Theme 2 colloquium: "Mechanisms of cell sensing of the nanoscale topography and mechanics of the ECM – An engineered matrix perspective" (Lecture)
- Monday 8 October 2018Add to my calendar
- from 14:00
dr. Julien Gautrot (School of Engineering and Materials Science, Queen Mary, University of London, UK)
The mechanical properties and nanotopography of the extracellular matrix have an important impact on cell phenotype. Such physical cues have been shown to regulate cell adhesion and spreading, cell motility, proliferation and differentiation in a wide range of cells, stem cells as well as cancer cells. However, mechanisms underlying mechanical and nanotopography sensing remain unclear. We are interested in developing nanoscale engineered extra-cellular matrices to study such mechanisms. In particular, we show that focal adhesions, typically regarded as essential mechanosensors, are not primary sensors of the nanotopography and that the dynamics of the microscale acto-myosin network acts instead as a global sensor of nanoscale topography and geometry. In contrast, our results demonstrate that mechanosensing occurs primarily at the nanoscale: we show that cells can directly sense the nanoscale mechanics of their environment. Indeed, we made the surprising observation that adherent cells can spread and proliferate at the surface of low viscosity liquids.

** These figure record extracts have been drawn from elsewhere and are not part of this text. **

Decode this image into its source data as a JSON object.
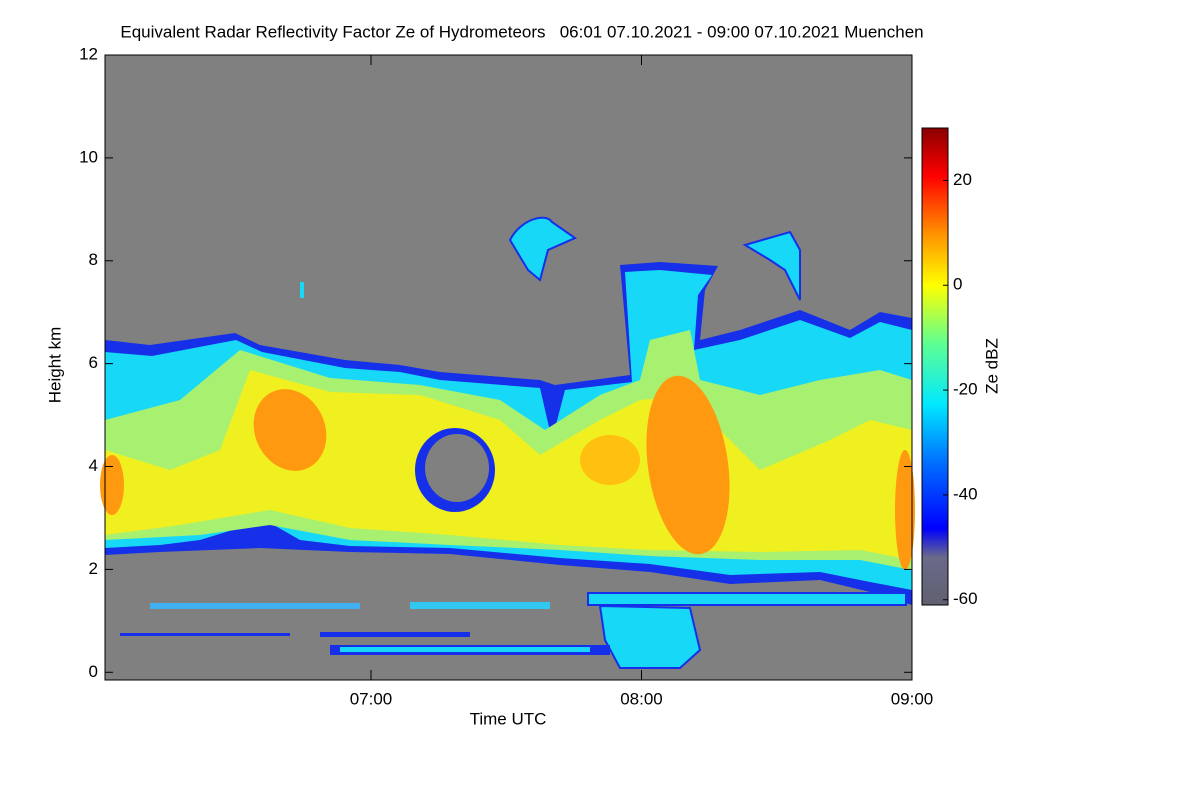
{
  "chart_data": {
    "type": "heatmap",
    "title": "Equivalent Radar Reflectivity Factor Ze of Hydrometeors   06:01 07.10.2021 - 09:00 07.10.2021 Muenchen",
    "x_label": "Time UTC",
    "y_label": "Height km",
    "colorbar_label": "Ze dBZ",
    "xlim": [
      6.0167,
      9.0
    ],
    "xticks": [
      {
        "value": 7,
        "label": "07:00"
      },
      {
        "value": 8,
        "label": "08:00"
      },
      {
        "value": 9,
        "label": "09:00"
      }
    ],
    "ylim": [
      -0.15,
      12
    ],
    "yticks": [
      0,
      2,
      4,
      6,
      8,
      10,
      12
    ],
    "clim": [
      -61,
      30
    ],
    "cticks": [
      -60,
      -40,
      -20,
      0,
      20
    ]
  }
}
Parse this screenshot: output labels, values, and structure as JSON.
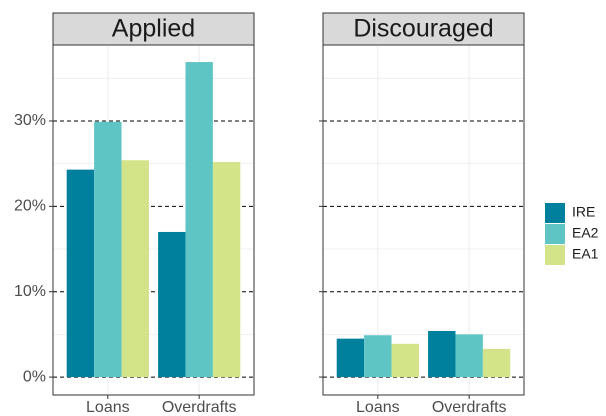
{
  "chart_data": [
    {
      "type": "bar",
      "title": "Applied",
      "categories": [
        "Loans",
        "Overdrafts"
      ],
      "series": [
        {
          "name": "IRE",
          "color": "#00809d",
          "values": [
            24.3,
            17.0
          ]
        },
        {
          "name": "EA2",
          "color": "#5ec5c4",
          "values": [
            29.9,
            36.9
          ]
        },
        {
          "name": "EA1",
          "color": "#d3e38a",
          "values": [
            25.4,
            25.2
          ]
        }
      ],
      "ylim": [
        -2.1,
        38.9
      ],
      "yticks": [
        {
          "value": 0,
          "label": "0%"
        },
        {
          "value": 10,
          "label": "10%"
        },
        {
          "value": 20,
          "label": "20%"
        },
        {
          "value": 30,
          "label": "30%"
        }
      ],
      "minor_yticks": [
        5,
        15,
        25,
        35
      ],
      "grid": true
    },
    {
      "type": "bar",
      "title": "Discouraged",
      "categories": [
        "Loans",
        "Overdrafts"
      ],
      "series": [
        {
          "color": "#00809d",
          "values": [
            4.5,
            5.4
          ]
        },
        {
          "color": "#5ec5c4",
          "values": [
            4.9,
            5.0
          ]
        },
        {
          "color": "#d3e38a",
          "values": [
            3.9,
            3.3
          ]
        }
      ],
      "ylim": [
        -2.1,
        38.9
      ],
      "yticks": [
        0,
        10,
        20,
        30
      ],
      "minor_yticks": [
        5,
        15,
        25,
        35
      ],
      "grid": true
    }
  ]
}
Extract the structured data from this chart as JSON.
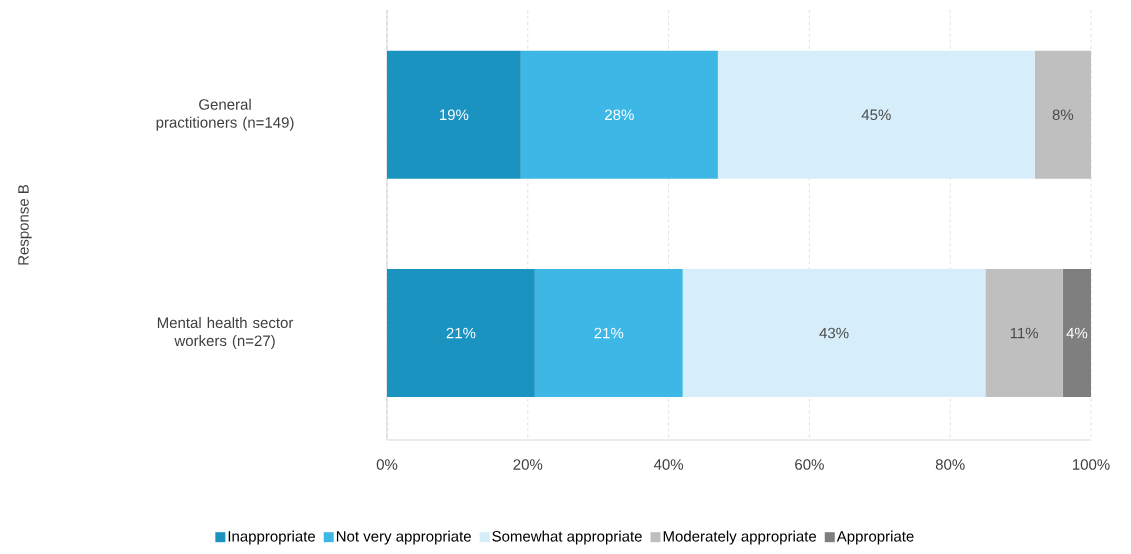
{
  "chart_data": {
    "type": "bar",
    "orientation": "horizontal",
    "stacked": true,
    "annotations": [
      "Response B"
    ],
    "categories": [
      "General practitioners (n=149)",
      "Mental health sector workers (n=27)"
    ],
    "series": [
      {
        "name": "Inappropriate",
        "color": "#1b93c0",
        "values": [
          19,
          21
        ],
        "value_labels": [
          "19%",
          "21%"
        ]
      },
      {
        "name": "Not very appropriate",
        "color": "#3db8e6",
        "values": [
          28,
          21
        ],
        "value_labels": [
          "28%",
          "21%"
        ]
      },
      {
        "name": "Somewhat appropriate",
        "color": "#d6eef9",
        "values": [
          45,
          43
        ],
        "value_labels": [
          "45%",
          "43%"
        ]
      },
      {
        "name": "Moderately appropriate",
        "color": "#bfbfbf",
        "values": [
          8,
          11
        ],
        "value_labels": [
          "8%",
          "11%"
        ]
      },
      {
        "name": "Appropriate",
        "color": "#7f7f7f",
        "values": [
          null,
          4
        ],
        "value_labels": [
          null,
          "4%"
        ]
      }
    ],
    "xlim": [
      0,
      100
    ],
    "xticks": [
      {
        "value": 0,
        "label": "0%"
      },
      {
        "value": 20,
        "label": "20%"
      },
      {
        "value": 40,
        "label": "40%"
      },
      {
        "value": 60,
        "label": "60%"
      },
      {
        "value": 80,
        "label": "80%"
      },
      {
        "value": 100,
        "label": "100%"
      }
    ],
    "grid": "x",
    "legend": "bottom"
  }
}
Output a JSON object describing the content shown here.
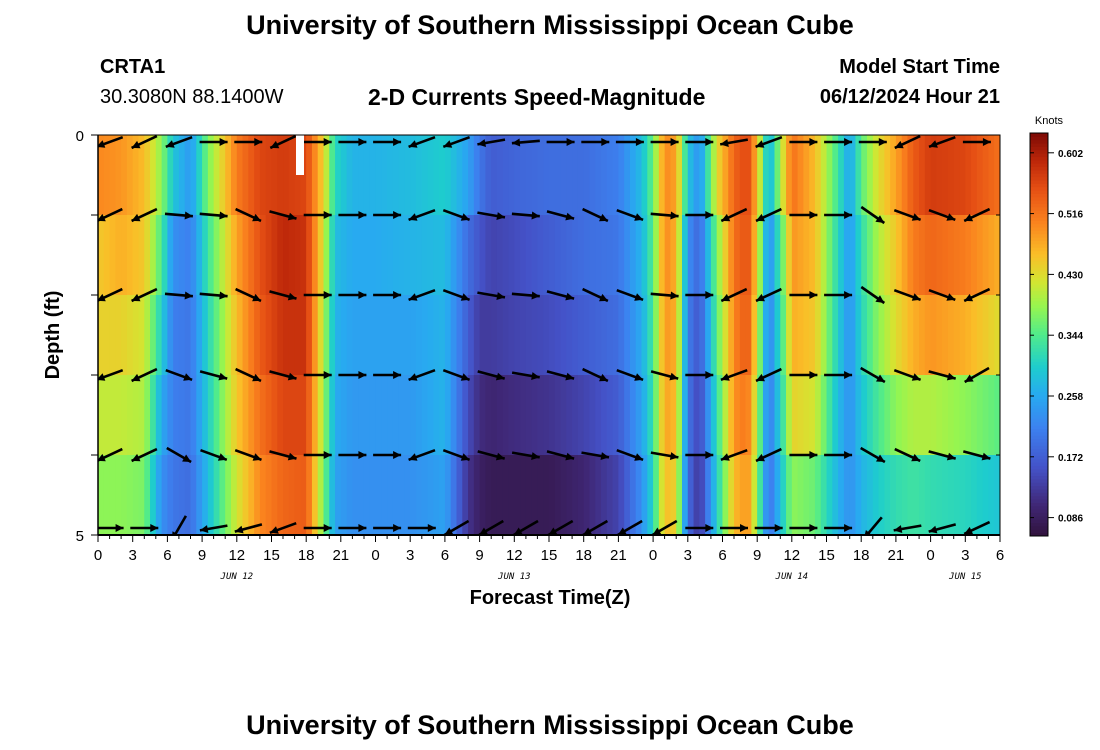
{
  "header": {
    "title": "University of Southern Mississippi Ocean Cube",
    "station": "CRTA1",
    "coords": "30.3080N  88.1400W",
    "chart_title": "2-D Currents Speed-Magnitude",
    "model_label": "Model Start Time",
    "model_value": "06/12/2024 Hour 21"
  },
  "footer": {
    "title": "University of Southern Mississippi Ocean Cube"
  },
  "chart_data": {
    "type": "heatmap",
    "title": "2-D Currents Speed-Magnitude",
    "xlabel": "Forecast Time(Z)",
    "ylabel": "Depth (ft)",
    "x_tick_labels": [
      "0",
      "3",
      "6",
      "9",
      "12",
      "15",
      "18",
      "21",
      "0",
      "3",
      "6",
      "9",
      "12",
      "15",
      "18",
      "21",
      "0",
      "3",
      "6",
      "9",
      "12",
      "15",
      "18",
      "21",
      "0",
      "3",
      "6"
    ],
    "date_labels": [
      {
        "label": "JUN 12",
        "hour_index": 12
      },
      {
        "label": "JUN 13",
        "hour_index": 36
      },
      {
        "label": "JUN 14",
        "hour_index": 60
      },
      {
        "label": "JUN 15",
        "hour_index": 75
      }
    ],
    "x_range_hours": [
      0,
      78
    ],
    "y_ticks": [
      "0",
      "5"
    ],
    "ylim": [
      0,
      5
    ],
    "depth_layers": 5,
    "colorbar": {
      "label": "Knots",
      "ticks": [
        0.086,
        0.172,
        0.258,
        0.344,
        0.43,
        0.516,
        0.602
      ],
      "tick_labels": [
        "0.086",
        "0.172",
        "0.258",
        "0.344",
        "0.430",
        "0.516",
        "0.602"
      ],
      "range": [
        0.06,
        0.63
      ]
    },
    "anchor_hours": [
      0,
      2,
      4,
      5.5,
      6.5,
      8,
      9.5,
      12,
      14,
      16,
      18,
      19.5,
      20.5,
      22,
      24,
      27,
      30,
      32,
      33,
      34,
      36,
      39,
      42,
      45,
      47,
      48,
      49,
      50,
      51,
      52,
      53.5,
      55,
      55.6,
      56.3,
      57,
      58,
      59.5,
      60,
      62,
      64,
      65,
      66,
      67.5,
      69,
      70.5,
      72,
      75,
      78
    ],
    "speed_profiles": [
      [
        0.5,
        0.49,
        0.46,
        0.38,
        0.29,
        0.24,
        0.37,
        0.51,
        0.56,
        0.57,
        0.56,
        0.44,
        0.31,
        0.27,
        0.27,
        0.28,
        0.3,
        0.25,
        0.2,
        0.17,
        0.18,
        0.19,
        0.19,
        0.21,
        0.28,
        0.36,
        0.5,
        0.48,
        0.29,
        0.23,
        0.43,
        0.53,
        0.55,
        0.55,
        0.46,
        0.26,
        0.46,
        0.52,
        0.46,
        0.33,
        0.25,
        0.35,
        0.43,
        0.48,
        0.54,
        0.57,
        0.56,
        0.52
      ],
      [
        0.45,
        0.47,
        0.45,
        0.34,
        0.23,
        0.21,
        0.33,
        0.48,
        0.55,
        0.59,
        0.58,
        0.42,
        0.28,
        0.26,
        0.26,
        0.27,
        0.28,
        0.19,
        0.16,
        0.14,
        0.15,
        0.17,
        0.19,
        0.2,
        0.27,
        0.35,
        0.5,
        0.47,
        0.23,
        0.18,
        0.37,
        0.52,
        0.54,
        0.54,
        0.44,
        0.22,
        0.4,
        0.49,
        0.46,
        0.31,
        0.24,
        0.32,
        0.4,
        0.45,
        0.51,
        0.53,
        0.51,
        0.47
      ],
      [
        0.44,
        0.44,
        0.42,
        0.3,
        0.21,
        0.2,
        0.31,
        0.46,
        0.54,
        0.58,
        0.58,
        0.4,
        0.27,
        0.25,
        0.25,
        0.25,
        0.27,
        0.17,
        0.13,
        0.13,
        0.14,
        0.15,
        0.17,
        0.19,
        0.26,
        0.34,
        0.49,
        0.47,
        0.21,
        0.16,
        0.35,
        0.5,
        0.53,
        0.53,
        0.42,
        0.21,
        0.38,
        0.47,
        0.45,
        0.3,
        0.23,
        0.31,
        0.38,
        0.43,
        0.47,
        0.49,
        0.47,
        0.43
      ],
      [
        0.41,
        0.41,
        0.4,
        0.26,
        0.21,
        0.2,
        0.3,
        0.45,
        0.52,
        0.56,
        0.56,
        0.39,
        0.26,
        0.24,
        0.24,
        0.24,
        0.27,
        0.15,
        0.11,
        0.1,
        0.11,
        0.12,
        0.14,
        0.17,
        0.25,
        0.33,
        0.48,
        0.46,
        0.2,
        0.14,
        0.32,
        0.49,
        0.51,
        0.5,
        0.4,
        0.2,
        0.36,
        0.44,
        0.42,
        0.28,
        0.23,
        0.29,
        0.34,
        0.38,
        0.4,
        0.4,
        0.38,
        0.35
      ],
      [
        0.38,
        0.38,
        0.37,
        0.23,
        0.2,
        0.19,
        0.28,
        0.42,
        0.5,
        0.53,
        0.54,
        0.37,
        0.25,
        0.23,
        0.23,
        0.23,
        0.25,
        0.12,
        0.09,
        0.08,
        0.08,
        0.08,
        0.1,
        0.14,
        0.23,
        0.31,
        0.46,
        0.44,
        0.19,
        0.12,
        0.3,
        0.46,
        0.48,
        0.48,
        0.38,
        0.19,
        0.33,
        0.38,
        0.36,
        0.27,
        0.23,
        0.27,
        0.3,
        0.32,
        0.33,
        0.32,
        0.31,
        0.29
      ]
    ],
    "arrow_hours": [
      1,
      4,
      7,
      10,
      13,
      16,
      19,
      22,
      25,
      28,
      31,
      34,
      37,
      40,
      43,
      46,
      49,
      52,
      55,
      58,
      61,
      64,
      67,
      70,
      73,
      76
    ],
    "arrow_directions_deg": [
      [
        160,
        155,
        160,
        0,
        0,
        155,
        0,
        0,
        0,
        160,
        160,
        170,
        175,
        0,
        0,
        0,
        0,
        0,
        170,
        160,
        0,
        0,
        0,
        155,
        160,
        0
      ],
      [
        155,
        155,
        5,
        5,
        25,
        15,
        0,
        0,
        0,
        160,
        20,
        10,
        5,
        15,
        25,
        20,
        5,
        0,
        155,
        155,
        0,
        0,
        35,
        20,
        20,
        155
      ],
      [
        155,
        155,
        5,
        5,
        25,
        15,
        0,
        0,
        0,
        160,
        20,
        10,
        5,
        15,
        25,
        20,
        5,
        0,
        155,
        155,
        0,
        0,
        35,
        20,
        20,
        155
      ],
      [
        160,
        155,
        20,
        15,
        25,
        15,
        0,
        0,
        0,
        160,
        20,
        15,
        10,
        15,
        25,
        20,
        15,
        0,
        160,
        155,
        0,
        0,
        30,
        20,
        15,
        150
      ],
      [
        155,
        155,
        30,
        20,
        20,
        15,
        0,
        0,
        0,
        160,
        20,
        15,
        10,
        15,
        10,
        20,
        10,
        0,
        160,
        155,
        0,
        0,
        30,
        25,
        15,
        15
      ],
      [
        0,
        0,
        120,
        170,
        165,
        160,
        0,
        0,
        0,
        0,
        150,
        150,
        150,
        150,
        150,
        150,
        150,
        0,
        0,
        0,
        0,
        0,
        130,
        170,
        165,
        155
      ]
    ]
  }
}
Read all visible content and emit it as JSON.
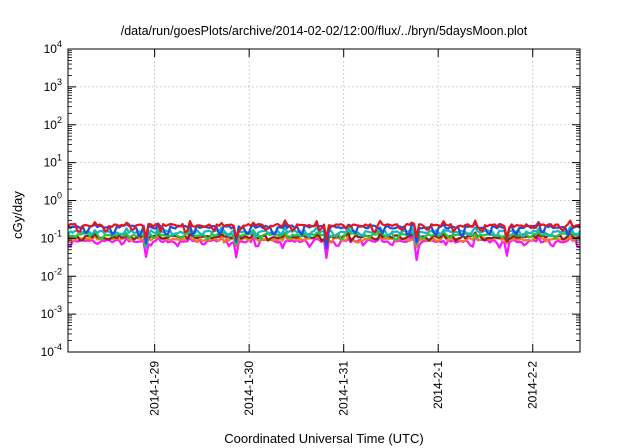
{
  "chart_data": {
    "type": "line",
    "title": "/data/run/goesPlots/archive/2014-02-02/12:00/flux/../bryn/5daysMoon.plot",
    "xlabel": "Coordinated Universal Time (UTC)",
    "ylabel": "cGy/day",
    "yscale": "log",
    "ylim": [
      0.0001,
      10000
    ],
    "y_ticks": [
      {
        "base": "10",
        "exp": "4"
      },
      {
        "base": "10",
        "exp": "3"
      },
      {
        "base": "10",
        "exp": "2"
      },
      {
        "base": "10",
        "exp": "1"
      },
      {
        "base": "10",
        "exp": "0"
      },
      {
        "base": "10",
        "exp": "-1"
      },
      {
        "base": "10",
        "exp": "-2"
      },
      {
        "base": "10",
        "exp": "-3"
      },
      {
        "base": "10",
        "exp": "-4"
      }
    ],
    "xlim": [
      "2014-01-28 02:00",
      "2014-02-02 12:00"
    ],
    "x_ticks": [
      {
        "date": "2014-01-29 00:00",
        "label": "2014-1-29"
      },
      {
        "date": "2014-01-30 00:00",
        "label": "2014-1-30"
      },
      {
        "date": "2014-01-31 00:00",
        "label": "2014-1-31"
      },
      {
        "date": "2014-02-01 00:00",
        "label": "2014-2-1"
      },
      {
        "date": "2014-02-02 00:00",
        "label": "2014-2-2"
      }
    ],
    "grid": true,
    "legend": "none",
    "series": [
      {
        "color": "#e8141c",
        "baseline": 0.22,
        "dips": [
          0.15,
          0.1
        ]
      },
      {
        "color": "#1f4fe0",
        "baseline": 0.2,
        "dips": [
          0.12,
          0.08
        ]
      },
      {
        "color": "#19b5c2",
        "baseline": 0.15,
        "dips": [
          0.11,
          0.08
        ]
      },
      {
        "color": "#22c83a",
        "baseline": 0.125,
        "dips": [
          0.1,
          0.08
        ]
      },
      {
        "color": "#8a2020",
        "baseline": 0.11,
        "dips": [
          0.09,
          0.07
        ]
      },
      {
        "color": "#f07a20",
        "baseline": 0.095,
        "dips": [
          0.08,
          0.06
        ]
      },
      {
        "color": "#ff10ff",
        "baseline": 0.085,
        "dips": [
          0.06,
          0.03
        ]
      }
    ]
  }
}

Although this does not seem to agree at first glance with the general vue that bulk mechanical properties of materials are essential to sustain focal adhesion maturation, cytoskeletal assembly and cell spreading, we discovered that cell adhesion to liquid substrates is mediated by the assembly of a protein nanosheet, at the interface between the two liquids (an oil and the tissue culture medium). The strength of these nanosheets, depending on parameters regulating its assembly, can sustain shear forces generated by cells during their spreading. We show that cell spreading at such liquid interfaces is mediated by integrin ligation, focal adhesion formation and acto-myosin contractility. In addition, we show that this behaviour depends on the interfacial mechanical properties of the protein layer assembled. Finally, we show that keratinocyte differentiation is not initiated by spreading at the surface of liquids, despite the absence of bulk mechanical properties. Our results suggest that nanoscale mechanical properties of biomaterials may dominate over bulk physical properties. This concept has important implications for the design of biomaterials in the field of regenerative medicine.